By Daniel Hunter

Commercial contracts are set to be turned on their head, following a landmark ruling at the Court of Appeal in London.

In future, any ‘off-the-cuff’ remark or verbal agreement that is made many months prior to a contract being signed, may now stand up in a court of law, if necessary clauses are not included within a written contract.

The omission of an ‘entire agreement clause’, as part of a properly worded contract, means that any conversations had between two parties, about the terms of an agreement, may now be binding — even if they are not contained within the written document — and can override terms in the contract, which are contrary to the conversations.

The recent ruling — made by Lord Justice Rix, Lord Justice Laws and Lord Justice McFarlane — throws serious doubt over 25 years of contract law and raises significant questions about the way in which businesses enter into commercial agreements with other parties. It could have particular implications on large companies that have a high turnover of staff — people who may have left the company, but are willing to testify in respect of conversations from many years previously.

Michael Connell, from award-winning law firm, Connell Associates, which acted in the aforementioned case, said the ruling could have far-reaching consequences — the kind not seen before in the UK.

“There is existing case law that relates to conversations had between two parties, just as an agreement is ready to be signed," he said.
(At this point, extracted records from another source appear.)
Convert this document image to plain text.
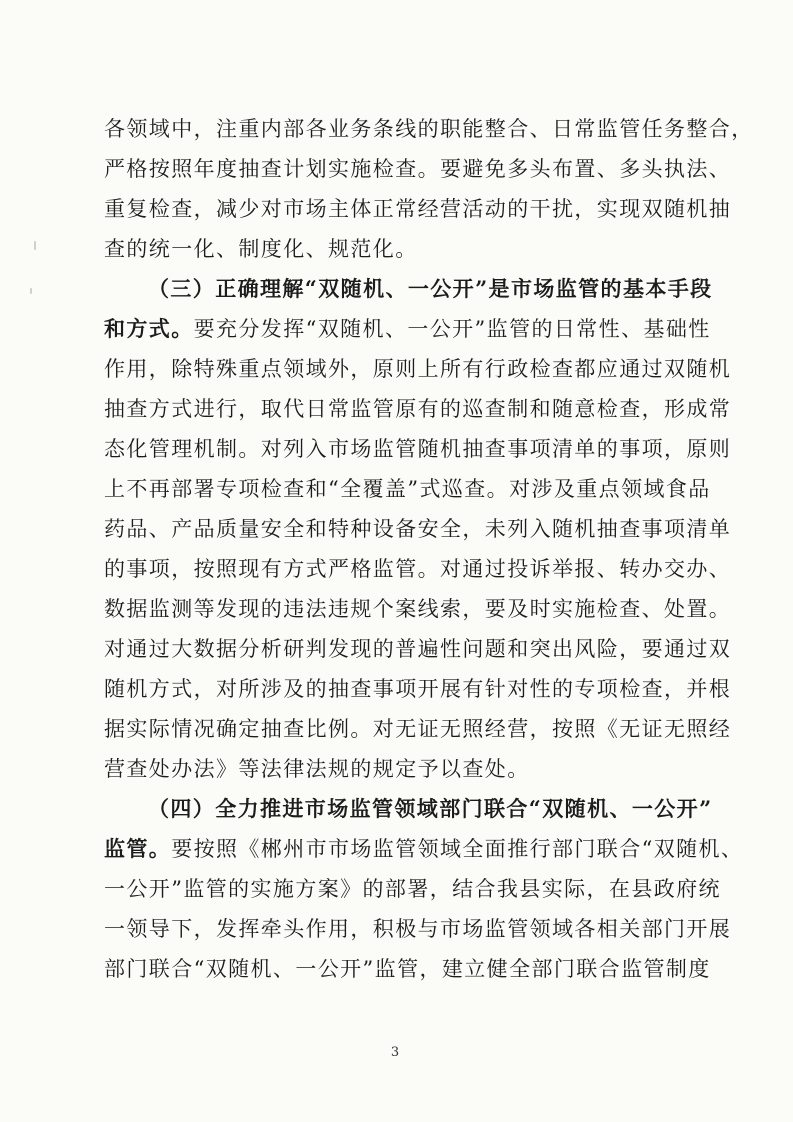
各领域中，注重内部各业务条线的职能整合、日常监管任务整合，
严格按照年度抽查计划实施检查。要避免多头布置、多头执法、
重复检查，减少对市场主体正常经营活动的干扰，实现双随机抽
查的统一化、制度化、规范化。
（三）正确理解“双随机、一公开”是市场监管的基本手段
和方式。要充分发挥“双随机、一公开”监管的日常性、基础性
作用，除特殊重点领域外，原则上所有行政检查都应通过双随机
抽查方式进行，取代日常监管原有的巡查制和随意检查，形成常
态化管理机制。对列入市场监管随机抽查事项清单的事项，原则
上不再部署专项检查和“全覆盖”式巡查。对涉及重点领域食品
药品、产品质量安全和特种设备安全，未列入随机抽查事项清单
的事项，按照现有方式严格监管。对通过投诉举报、转办交办、
数据监测等发现的违法违规个案线索，要及时实施检查、处置。
对通过大数据分析研判发现的普遍性问题和突出风险，要通过双
随机方式，对所涉及的抽查事项开展有针对性的专项检查，并根
据实际情况确定抽查比例。对无证无照经营，按照《无证无照经
营查处办法》等法律法规的规定予以查处。
（四）全力推进市场监管领域部门联合“双随机、一公开”
监管。要按照《郴州市市场监管领域全面推行部门联合“双随机、
一公开”监管的实施方案》的部署，结合我县实际，在县政府统
一领导下，发挥牵头作用，积极与市场监管领域各相关部门开展
部门联合“双随机、一公开”监管，建立健全部门联合监管制度
3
"However, this case relates to a period of time beforehand — in some instances many years — where a contract is not read properly and verbal discussions suddenly become instrumental in executing that agreement.

“This throws contract law completely up in the air. For many years, the legal profession has insisted that entire agreement clauses are an unnecessary part of a contract, because the written agreement is King. However, what this judgement demonstrates is the vital role that the clauses play; moving forward, a company cannot guarantee that other representations will not come into play. Effectively, any verbal discussions could override ‘express terms’, if an entire agreement clause is not included.”

An entire agreement clause is a section of a contract that is included to ensure that the written terms serve as the sole conditions of that agreement and neither party can rely on anything else that has been said or done.

The case follows another recent judgement, concerning entire agreement clauses and their inability to exclude misrepresentations. It established the principles that must be followed when considering the effectiveness and enforceability of clauses in commercial contracts.

“These cases could have a fundamental impact on any contract that concerns the procurement of services or goods," Connell added.

"If you do not have a properly worded contract that contains an entire agreement clause and a non reliance clause, then that contract can now be challenged by someone claiming they said something many years before.”